Trading the Covid-19 curve can prove challenging.
With global case counts still rising, investors should consider buying into countries that have gotten a better handle on the virus than others, ETF Trends CEO Tom Lydon told CNBC's "ETF Edge" on Monday.
"Take Europe," Lydon said. "Areas like Italy are not doing well with the coronavirus and their markets aren't doing well. [In] contrast, northern Europe, the Nordic regions, are actually doing really well."
The iShares MSCI Denmark ETF (EDEN), for one, is up nearly 18% year to date. That fund is heavily weighted toward health-care and industrial stocks, with pharmaceutical play Novo Nordisk accounting for more than 18% of the portfolio.
The Global X FTSE Nordic ETF (GXF), which has exposure to Sweden, Denmark, Finland and Norway, is also in the green for 2020, up almost 10%. For comparison, the broader Vanguard FTSE Europe ETF (VGK) is underperforming, down about 9% for the year.

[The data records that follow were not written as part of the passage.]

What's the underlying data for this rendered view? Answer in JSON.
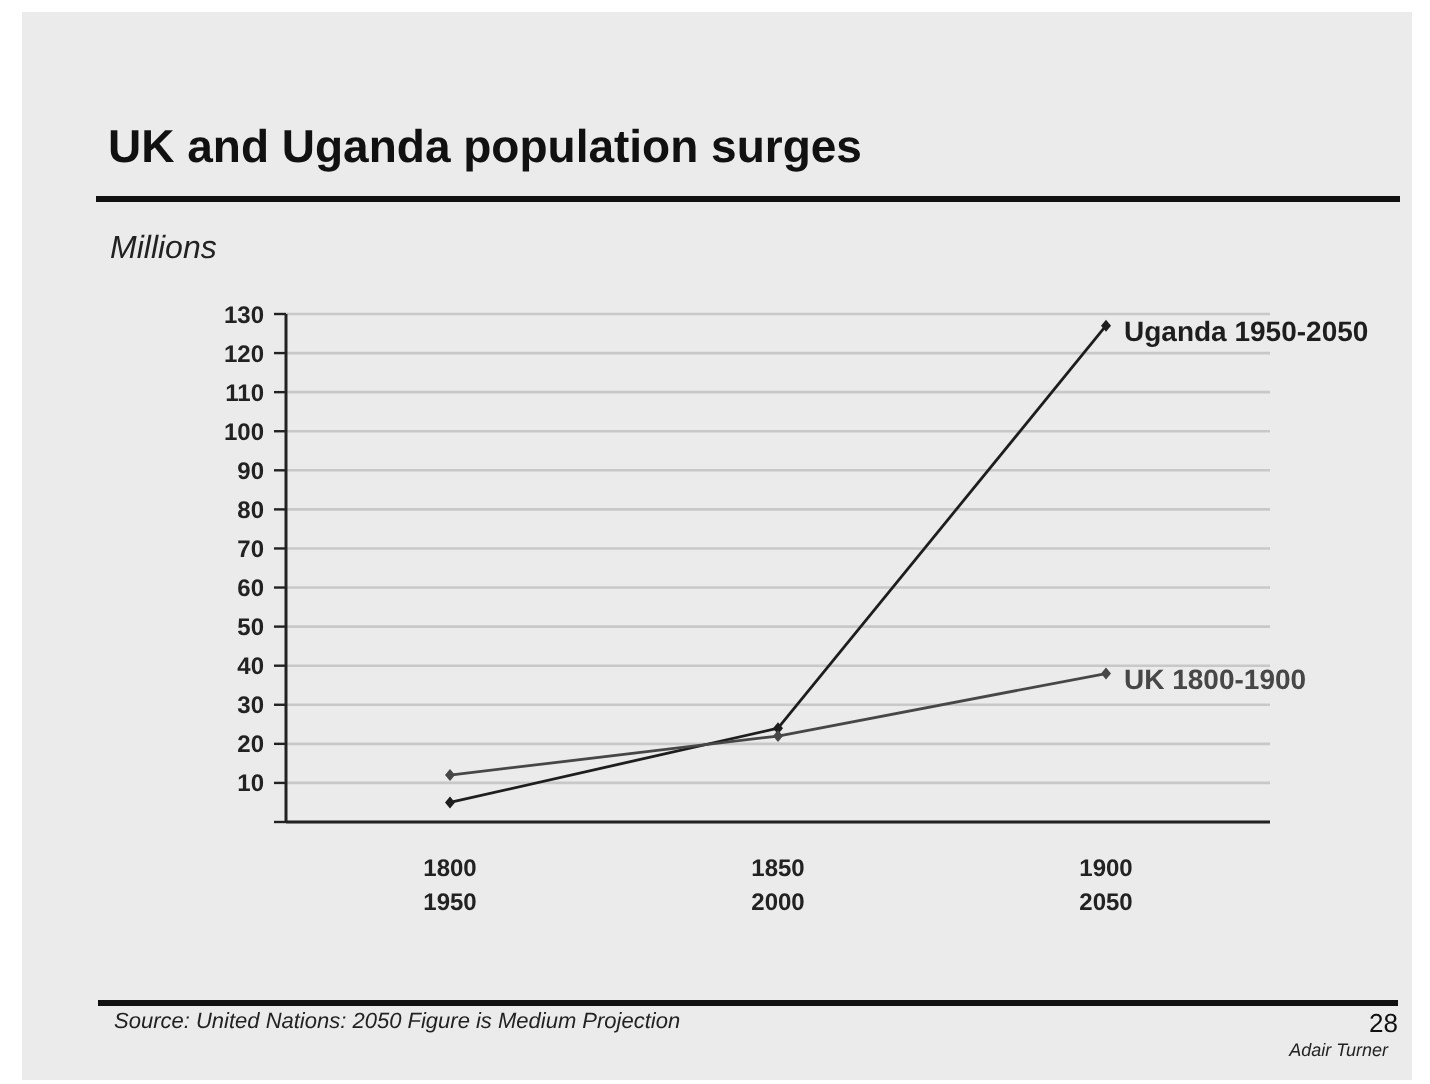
{
  "chart_data": {
    "type": "line",
    "title": "UK and Uganda population surges",
    "ylabel": "Millions",
    "categories": [
      "1800\n1950",
      "1850\n2000",
      "1900\n2050"
    ],
    "series": [
      {
        "name": "Uganda 1950-2050",
        "color": "#1e1e1e",
        "values": [
          5,
          24,
          127
        ]
      },
      {
        "name": "UK 1800-1900",
        "color": "#474747",
        "values": [
          12,
          22,
          38
        ]
      }
    ],
    "ylim": [
      0,
      130
    ],
    "yticks": [
      {
        "value": 0,
        "label": null
      },
      10,
      20,
      30,
      40,
      50,
      60,
      70,
      80,
      90,
      100,
      110,
      120,
      130
    ],
    "grid": "y",
    "marker": "diamond",
    "annotations": [
      "Source: United Nations: 2050 Figure is Medium Projection",
      "28",
      "Adair Turner"
    ]
  }
}
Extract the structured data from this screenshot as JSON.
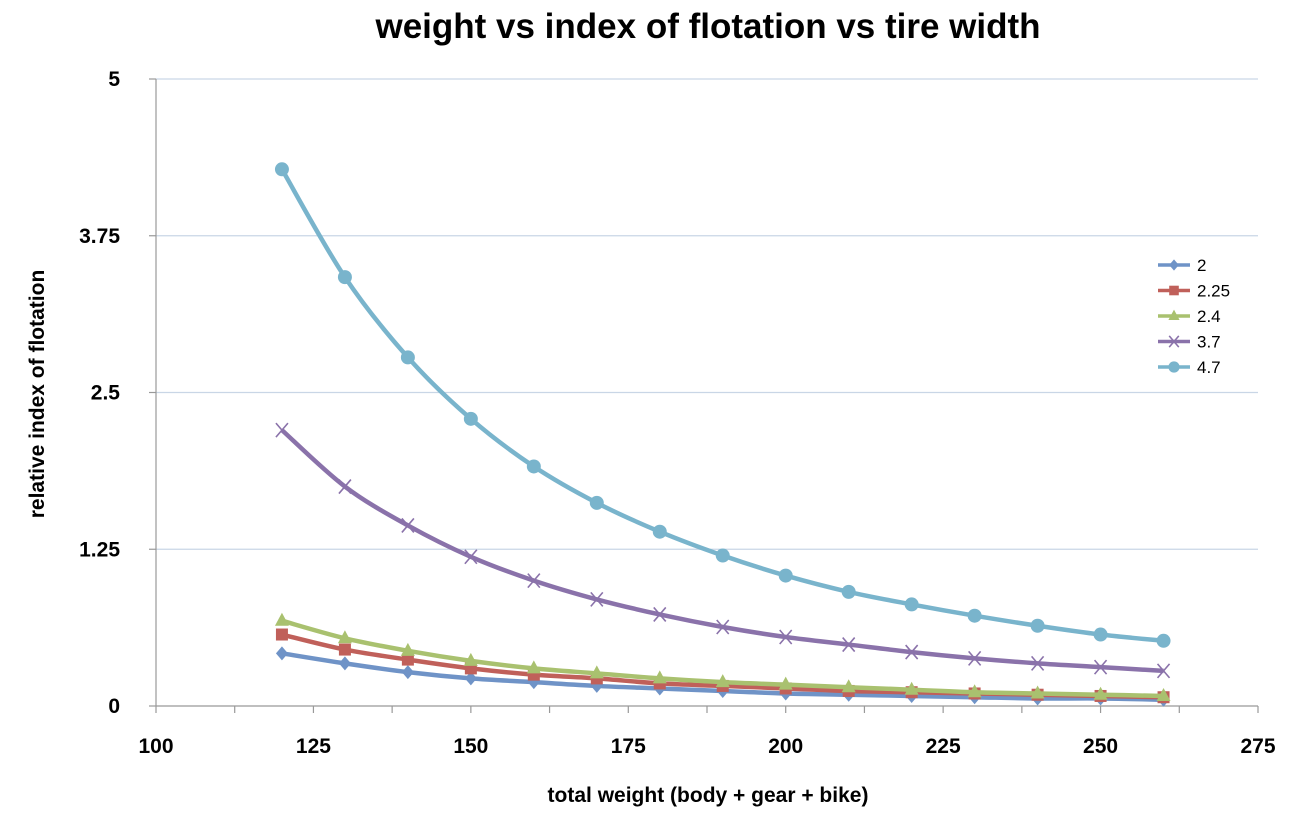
{
  "chart_data": {
    "type": "line",
    "title": "weight vs index of flotation vs tire width",
    "xlabel": "total weight (body + gear + bike)",
    "ylabel": "relative index of flotation",
    "xlim": [
      100,
      275
    ],
    "ylim": [
      0,
      5
    ],
    "xticks": [
      "100",
      "125",
      "150",
      "175",
      "200",
      "225",
      "250",
      "275"
    ],
    "yticks": [
      "0",
      "1.25",
      "2.5",
      "3.75",
      "5"
    ],
    "grid": "horizontal",
    "legend_position": "right",
    "x": [
      120,
      130,
      140,
      150,
      160,
      170,
      180,
      190,
      200,
      210,
      220,
      230,
      240,
      250,
      260
    ],
    "series": [
      {
        "name": "2",
        "color": "#6f93c7",
        "marker": "diamond",
        "values": [
          0.42,
          0.34,
          0.27,
          0.22,
          0.19,
          0.16,
          0.14,
          0.12,
          0.1,
          0.09,
          0.08,
          0.07,
          0.06,
          0.06,
          0.05
        ]
      },
      {
        "name": "2.25",
        "color": "#c0605a",
        "marker": "square",
        "values": [
          0.57,
          0.45,
          0.37,
          0.3,
          0.25,
          0.22,
          0.18,
          0.16,
          0.14,
          0.12,
          0.11,
          0.1,
          0.09,
          0.08,
          0.07
        ]
      },
      {
        "name": "2.4",
        "color": "#a9c16f",
        "marker": "triangle",
        "values": [
          0.68,
          0.54,
          0.44,
          0.36,
          0.3,
          0.26,
          0.22,
          0.19,
          0.17,
          0.15,
          0.13,
          0.11,
          0.1,
          0.09,
          0.08
        ]
      },
      {
        "name": "3.7",
        "color": "#8a72aa",
        "marker": "x",
        "values": [
          2.2,
          1.75,
          1.44,
          1.19,
          1.0,
          0.85,
          0.73,
          0.63,
          0.55,
          0.49,
          0.43,
          0.38,
          0.34,
          0.31,
          0.28
        ]
      },
      {
        "name": "4.7",
        "color": "#79b4cc",
        "marker": "circle",
        "values": [
          4.28,
          3.42,
          2.78,
          2.29,
          1.91,
          1.62,
          1.39,
          1.2,
          1.04,
          0.91,
          0.81,
          0.72,
          0.64,
          0.57,
          0.52
        ]
      }
    ]
  }
}
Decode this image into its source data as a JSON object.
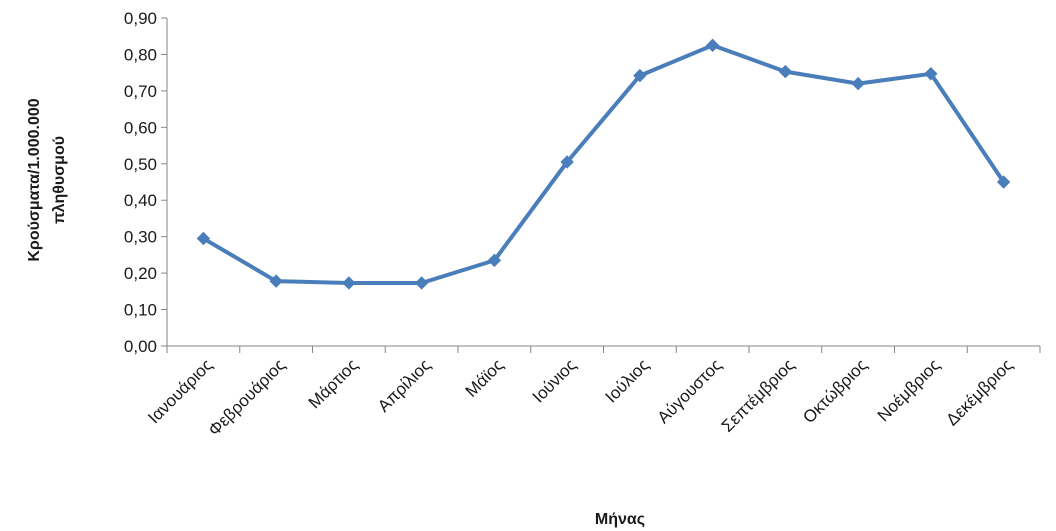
{
  "chart_data": {
    "type": "line",
    "title": "",
    "xlabel": "Μήνας",
    "ylabel_line1": "Κρούσματα/1.000.000",
    "ylabel_line2": "πληθυσμού",
    "categories": [
      "Ιανουάριος",
      "Φεβρουάριος",
      "Μάρτιος",
      "Απρίλιος",
      "Μάϊος",
      "Ιούνιος",
      "Ιούλιος",
      "Αύγουστος",
      "Σεπτέμβριος",
      "Οκτώβριος",
      "Νοέμβριος",
      "Δεκέμβριος"
    ],
    "series": [
      {
        "values": [
          0.295,
          0.178,
          0.173,
          0.173,
          0.235,
          0.505,
          0.742,
          0.825,
          0.753,
          0.72,
          0.747,
          0.45
        ],
        "color": "#4a7ebb"
      }
    ],
    "ylim": [
      0,
      0.9
    ],
    "yticks": [
      "0,00",
      "0,10",
      "0,20",
      "0,30",
      "0,40",
      "0,50",
      "0,60",
      "0,70",
      "0,80",
      "0,90"
    ],
    "grid": false,
    "legend": "none"
  }
}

On the other side of the world, China's recovery has also been impressive, Lydon said.
"Like it or not, China's done a great job in tackling the virus lately and there's been a lot of encouragement among the local media in China for investors locally to buy stocks," he said. "That's rewarded the Chinese stock market in a great way, too."
Jan Van Eck, CEO of Van Eck Associates, was amazed by China's economic progress.
"What I like to point out is that the central bank has actually allowed interest rates to rise there over the last couple of months, which means that they're so confident in their economic recovery that they just don't feel like they need to be doing a ton more stimulus," he said in the same "ETF Edge" interview.
"The whole thing could be a head fake, but China seems to be growing," he added.
Van Eck's firm runs the VanEck Vectors ChinaAMC SME-ChiNext ETF (CNXT), an ETF focused on small and mid-sized Chinese companies in the tech, consumer staples and discretionary, and health-care fields. It has climbed nearly 40.5% year to date, and according to one indicator Van Eck follows, it could have more to go, he said.
"I love what I call Dr. Copper, which is copper prices, as an indicator of economic growth globally," he said. "Copper's higher than it was before we went into this coronavirus recession. So, I think that's another sign that, actually, the global economy is doing pretty well."
There could be truth to that. The U.S. market is about 90% of the way through earnings season and companies are handily beating expectations.
With results coming in 22% above estimates, according to Refinitiv, the stateside stock market has definitely been "ahead of the game," said Ben Carlson, director of institutional asset management at Ritholtz Wealth Management.
"It's hard to say whether it's gotten too far ahead of itself, but I think the stock market has been maybe smarter than people give it credit for," he said in the same "ETF Edge" interview.
"But if you look at countries like Germany and South Korea and Australia who have also done better than the U.S. in the crisis, if you look from the bottom ... on March 23, those stock markets are up 60, 70% in some cases versus a 50% gain for the S&P," Carlson said. "So, I think some of these countries who have handled it better are actually seeing some benefits in their stock markets."